The strike date was moved forward to 8 March, and then to 14 March. Some in the UWC were getting frustrated with Murray. Of these, the most important was Billy Kelly, a power worker who threatened to go ahead on his own and use electricity cuts to paralyse the North.
In contrast to the shambles of the UWC, the loyalist paramilitaries were organised. Every Wednesday during April 1974, Glenn Barr, an Assembly-member with public connections to the UDA, convened a meeting of up to 30 representatives of all the loyalist paramilitaries. These included not only the UDA and the UVF, but the Orange Volunteers, the USCA, and other minor groups.
The UDA also wanted to re-build the loyalists’ trade union connections. Its commander, Andy Tyrie, decided that the easiest way would be to influence the new UWC. He invited the UWC to a meeting in the UDA headquarters near the Shankill Road in west Belfast, with both the paramilitaries and the workers agreeing not to invite the politicians. The UDA’s intention was to nail the UWC down to a date, and suggested 14 May when the Assembly was due to ratify the Sunningdale Agreement. The decision to launch the strike, then, was not a UWC decision; the push was given by the UDA.

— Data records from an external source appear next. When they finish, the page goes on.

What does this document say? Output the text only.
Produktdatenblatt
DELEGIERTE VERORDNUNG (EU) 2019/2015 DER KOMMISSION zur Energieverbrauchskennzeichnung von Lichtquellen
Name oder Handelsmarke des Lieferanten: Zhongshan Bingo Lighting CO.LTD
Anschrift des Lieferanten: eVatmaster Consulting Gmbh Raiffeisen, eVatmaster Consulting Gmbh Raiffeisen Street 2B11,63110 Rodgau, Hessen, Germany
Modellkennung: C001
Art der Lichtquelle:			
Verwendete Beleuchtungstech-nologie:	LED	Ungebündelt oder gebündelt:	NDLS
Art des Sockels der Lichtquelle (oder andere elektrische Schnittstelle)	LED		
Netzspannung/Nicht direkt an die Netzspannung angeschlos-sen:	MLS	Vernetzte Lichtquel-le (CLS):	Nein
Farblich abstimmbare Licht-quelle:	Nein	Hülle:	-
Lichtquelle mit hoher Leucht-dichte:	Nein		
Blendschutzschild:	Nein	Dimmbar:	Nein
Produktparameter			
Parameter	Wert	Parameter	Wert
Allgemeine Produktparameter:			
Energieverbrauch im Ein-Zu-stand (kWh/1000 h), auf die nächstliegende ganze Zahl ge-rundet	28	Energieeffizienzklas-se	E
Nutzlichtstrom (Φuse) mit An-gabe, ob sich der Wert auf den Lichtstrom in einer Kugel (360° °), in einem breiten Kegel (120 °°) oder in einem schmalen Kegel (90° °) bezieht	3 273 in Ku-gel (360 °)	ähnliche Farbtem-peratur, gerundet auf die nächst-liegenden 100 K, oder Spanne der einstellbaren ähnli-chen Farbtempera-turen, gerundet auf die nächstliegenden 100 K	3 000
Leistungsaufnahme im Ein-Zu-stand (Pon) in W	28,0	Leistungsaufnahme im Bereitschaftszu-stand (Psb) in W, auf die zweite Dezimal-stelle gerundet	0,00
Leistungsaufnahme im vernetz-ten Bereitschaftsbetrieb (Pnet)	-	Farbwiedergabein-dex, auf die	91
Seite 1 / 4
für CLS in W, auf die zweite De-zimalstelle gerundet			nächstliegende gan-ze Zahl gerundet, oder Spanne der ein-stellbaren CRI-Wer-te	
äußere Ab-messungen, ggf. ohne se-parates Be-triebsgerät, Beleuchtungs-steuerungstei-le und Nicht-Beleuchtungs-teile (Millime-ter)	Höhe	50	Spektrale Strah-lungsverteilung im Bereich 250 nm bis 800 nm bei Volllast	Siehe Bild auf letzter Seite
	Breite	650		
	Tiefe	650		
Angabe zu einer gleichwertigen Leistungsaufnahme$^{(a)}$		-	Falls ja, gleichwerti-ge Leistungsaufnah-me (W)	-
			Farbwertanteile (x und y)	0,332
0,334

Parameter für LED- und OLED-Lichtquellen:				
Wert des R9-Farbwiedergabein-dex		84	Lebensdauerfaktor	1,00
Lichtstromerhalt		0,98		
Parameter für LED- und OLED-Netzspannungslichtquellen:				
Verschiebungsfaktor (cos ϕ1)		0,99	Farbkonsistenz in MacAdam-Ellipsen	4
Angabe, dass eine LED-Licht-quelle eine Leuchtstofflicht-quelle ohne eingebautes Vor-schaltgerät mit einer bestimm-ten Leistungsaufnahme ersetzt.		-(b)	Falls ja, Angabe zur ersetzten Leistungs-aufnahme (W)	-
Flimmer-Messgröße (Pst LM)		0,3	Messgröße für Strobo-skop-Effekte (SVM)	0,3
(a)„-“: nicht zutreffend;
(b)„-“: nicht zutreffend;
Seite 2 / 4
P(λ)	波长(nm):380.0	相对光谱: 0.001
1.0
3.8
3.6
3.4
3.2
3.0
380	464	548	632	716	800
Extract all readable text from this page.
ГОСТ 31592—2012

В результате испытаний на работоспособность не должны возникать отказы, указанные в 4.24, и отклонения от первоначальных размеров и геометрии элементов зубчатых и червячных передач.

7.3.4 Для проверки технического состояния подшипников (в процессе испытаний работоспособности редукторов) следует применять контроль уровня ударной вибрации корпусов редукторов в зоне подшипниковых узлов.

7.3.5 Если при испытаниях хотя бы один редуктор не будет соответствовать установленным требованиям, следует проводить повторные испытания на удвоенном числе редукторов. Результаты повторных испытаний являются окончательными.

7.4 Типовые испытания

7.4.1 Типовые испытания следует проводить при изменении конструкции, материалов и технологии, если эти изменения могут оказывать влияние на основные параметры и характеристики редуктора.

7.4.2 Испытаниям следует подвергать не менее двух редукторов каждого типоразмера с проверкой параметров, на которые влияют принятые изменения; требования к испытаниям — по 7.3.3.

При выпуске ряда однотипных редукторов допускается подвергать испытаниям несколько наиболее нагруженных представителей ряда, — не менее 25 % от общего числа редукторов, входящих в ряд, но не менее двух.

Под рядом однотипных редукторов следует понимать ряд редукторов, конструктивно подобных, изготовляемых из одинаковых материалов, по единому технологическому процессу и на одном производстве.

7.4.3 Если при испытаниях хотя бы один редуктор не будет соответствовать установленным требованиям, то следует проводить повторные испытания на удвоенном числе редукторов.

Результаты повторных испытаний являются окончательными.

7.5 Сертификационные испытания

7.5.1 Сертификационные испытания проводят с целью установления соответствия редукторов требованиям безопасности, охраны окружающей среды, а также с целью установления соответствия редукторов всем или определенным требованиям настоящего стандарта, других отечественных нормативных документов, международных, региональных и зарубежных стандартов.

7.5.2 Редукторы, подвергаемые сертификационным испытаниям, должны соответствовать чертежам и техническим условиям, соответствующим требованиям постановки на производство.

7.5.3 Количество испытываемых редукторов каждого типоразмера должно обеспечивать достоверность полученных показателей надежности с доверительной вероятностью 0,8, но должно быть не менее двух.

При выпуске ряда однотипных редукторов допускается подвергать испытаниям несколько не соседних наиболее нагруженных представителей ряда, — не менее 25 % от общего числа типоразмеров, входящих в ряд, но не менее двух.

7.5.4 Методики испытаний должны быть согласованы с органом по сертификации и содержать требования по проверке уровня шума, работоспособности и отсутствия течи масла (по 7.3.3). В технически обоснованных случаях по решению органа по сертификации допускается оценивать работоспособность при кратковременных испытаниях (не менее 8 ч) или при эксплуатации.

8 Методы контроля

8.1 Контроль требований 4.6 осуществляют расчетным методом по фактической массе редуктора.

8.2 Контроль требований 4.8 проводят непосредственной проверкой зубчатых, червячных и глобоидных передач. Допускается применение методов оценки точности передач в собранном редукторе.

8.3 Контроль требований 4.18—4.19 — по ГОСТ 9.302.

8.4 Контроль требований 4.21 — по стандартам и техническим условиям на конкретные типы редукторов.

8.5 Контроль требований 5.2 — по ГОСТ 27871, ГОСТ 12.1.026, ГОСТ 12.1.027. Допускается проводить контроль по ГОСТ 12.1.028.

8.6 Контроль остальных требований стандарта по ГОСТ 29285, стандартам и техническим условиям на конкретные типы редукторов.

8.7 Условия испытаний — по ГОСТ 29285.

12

The strike was not to be the token affair envisaged by the politicians, and Craig, Paisley and West were hostile to it. On 14 May, Murray and other UWC members were watching the Assembly debate from the public gallery. Later in the day, there was a heated exchange of views between the UWC and the loyalist leaders. Murray recalled that the UWC men “were worried they seemed to have no will to win. We told them they were bankrupt of idea and were finished as far as leading the people was concerned... I was greatly distressed to hear Craig say in that room that we wouldn’t last twelve hours, that we would not get support... They didn’t seem to care and we walked out of the room.”